Saturday, March 7, 2009

Adeus.

Roberto usava um terno social pois tinha acabado de voltar do trabalho. Estava molhado, pois a chuva era tão forte que atrapalhava até mesmo os que tinham carro. Tinha recebido uma ligação aquela tarde. Esperava por ela há sete anos. Já em casa, percebeu que era o momento de ele entrar por aquela porta cor de vinho e dizer à ela o que sentia, finalmente.
-Eu nunca gostei de você.
-O quê?
-Fiquei por que devia. Era minha solução para fugir do mundo e de mim mesmo. Você era algo totalmente diferente do que sou e era disso que eu precisava.
(Marilu era uma mulher linda, com lábios carnudos e pernas salientes e morenas. Tinha medo do abandonamento e era bipolar e depressiva).
-Roberto, para com isso. Você adora fazer piadas sem graça.
-Não é piada, Marilu. Dessa vez não é.
-O teu tom de voz...
-Você sabia que esse dia chegaria. Sabia que eu nunca te amei. E eu entendo teu lado, Marilu. Todo mundo têm o coração na mão um dia. Eu sei...
-Não, você não tem idéia, Roberto.
(Os olhos de Marilu se enchiam de lágrimas agora, mas o soluço continha-se. Ela sentou-se no sofá sem encosto de cor bege e pôs a cabeça para baixo. Roberto se aproximou da porta.)
-Eu tenho que ir. Meus livros eu busco depois. Não queima nenhum deles, por favor.

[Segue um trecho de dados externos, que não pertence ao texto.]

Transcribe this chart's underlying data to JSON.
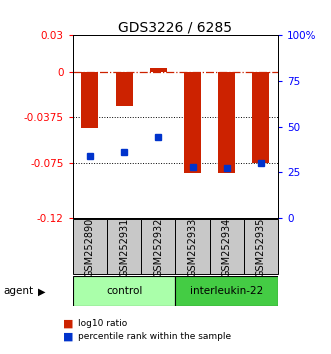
{
  "title": "GDS3226 / 6285",
  "samples": [
    "GSM252890",
    "GSM252931",
    "GSM252932",
    "GSM252933",
    "GSM252934",
    "GSM252935"
  ],
  "log10_ratio": [
    -0.046,
    -0.028,
    0.003,
    -0.083,
    -0.083,
    -0.075
  ],
  "percentile_rank": [
    34,
    36,
    44,
    28,
    27,
    30
  ],
  "ylim_left": [
    -0.12,
    0.03
  ],
  "ylim_right": [
    0,
    100
  ],
  "yticks_left": [
    0.03,
    0,
    -0.0375,
    -0.075,
    -0.12
  ],
  "yticks_right": [
    100,
    75,
    50,
    25,
    0
  ],
  "ytick_labels_left": [
    "0.03",
    "0",
    "-0.0375",
    "-0.075",
    "-0.12"
  ],
  "ytick_labels_right": [
    "100%",
    "75",
    "50",
    "25",
    "0"
  ],
  "dotted_lines": [
    -0.0375,
    -0.075
  ],
  "bar_color_red": "#CC2200",
  "bar_color_blue": "#0033CC",
  "bar_width": 0.5,
  "agent_label": "agent",
  "legend_red": "log10 ratio",
  "legend_blue": "percentile rank within the sample",
  "group_box_color": "#C8C8C8",
  "control_color": "#AAFFAA",
  "il22_color": "#44CC44",
  "title_fontsize": 10,
  "tick_fontsize": 7.5,
  "label_fontsize": 7
}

-Roberto, pelo amor de Deus...
-Esse não é meu lugar. Você sabe disso, você sabe que nunca foi e que um dia isso tudo aconteceria. Não sabia?
-Porque você tem que fazer isso comigo hoje, Roberto? E a tua sensibilidade?
-Eu não escolhi o dia pra vomitar meus sentimentos.
-Você esperou sete anos pra me abandonar e faz isso no nosso aniversário? Então é isso que durou? Sete anos? Posso fechar a conta e mandá-la pra tua nova casa?
-Não durou sete anos, Marilu. Não durou nem um segundo. Você sabe quem- o que- eu quero.
-É alguém, né?
-Não... Sim.
-Sempre foi?
-Não...
-Sempre foi, Roberto?
-Sim.
-Então vai.
-Marilu...
-Vai embora e me deixa sozinha com meu pranto.
-Eu queria poder explic...
-VAI EMBORA.
-Eu busco meus livros semana que vem.
(A porta tinha sido cerrada. No fundo do apartamento, "A Outra" tocava na radiola e Marilu tratou de não chorar, limpando as lágrimas anteriores. Levantou-se com seu salto preto e sua roupa vermelha que tinha comprado para a ocasião, soltou os cabelos negros amarrados em um coque e dirigiu-se à janela. Olhou para fora como se o mundo fosse asqueroso e não aguentou muito tempo ali. Foi até a sala, ascendeu as chamas da lareira, se dirigiu até a estantes de livros, pegou um Gabeira, um Fante, um Goethe e lentamente, como alguém que matasse um amor com uma faca de aço, colocou página por página entre as labaredas de fogo fraco. Marilu aumentou o fogo, se aproximando cada vez mais. Já não se importava em deixar o braço cada vez mais perto do fogo. Quando tocava "... que não demora pra essa dor sangrar", Marilu se posionou levemente dentro da lareira, e não se preocupou em chorar. As chamas secavam suas lágrimas.)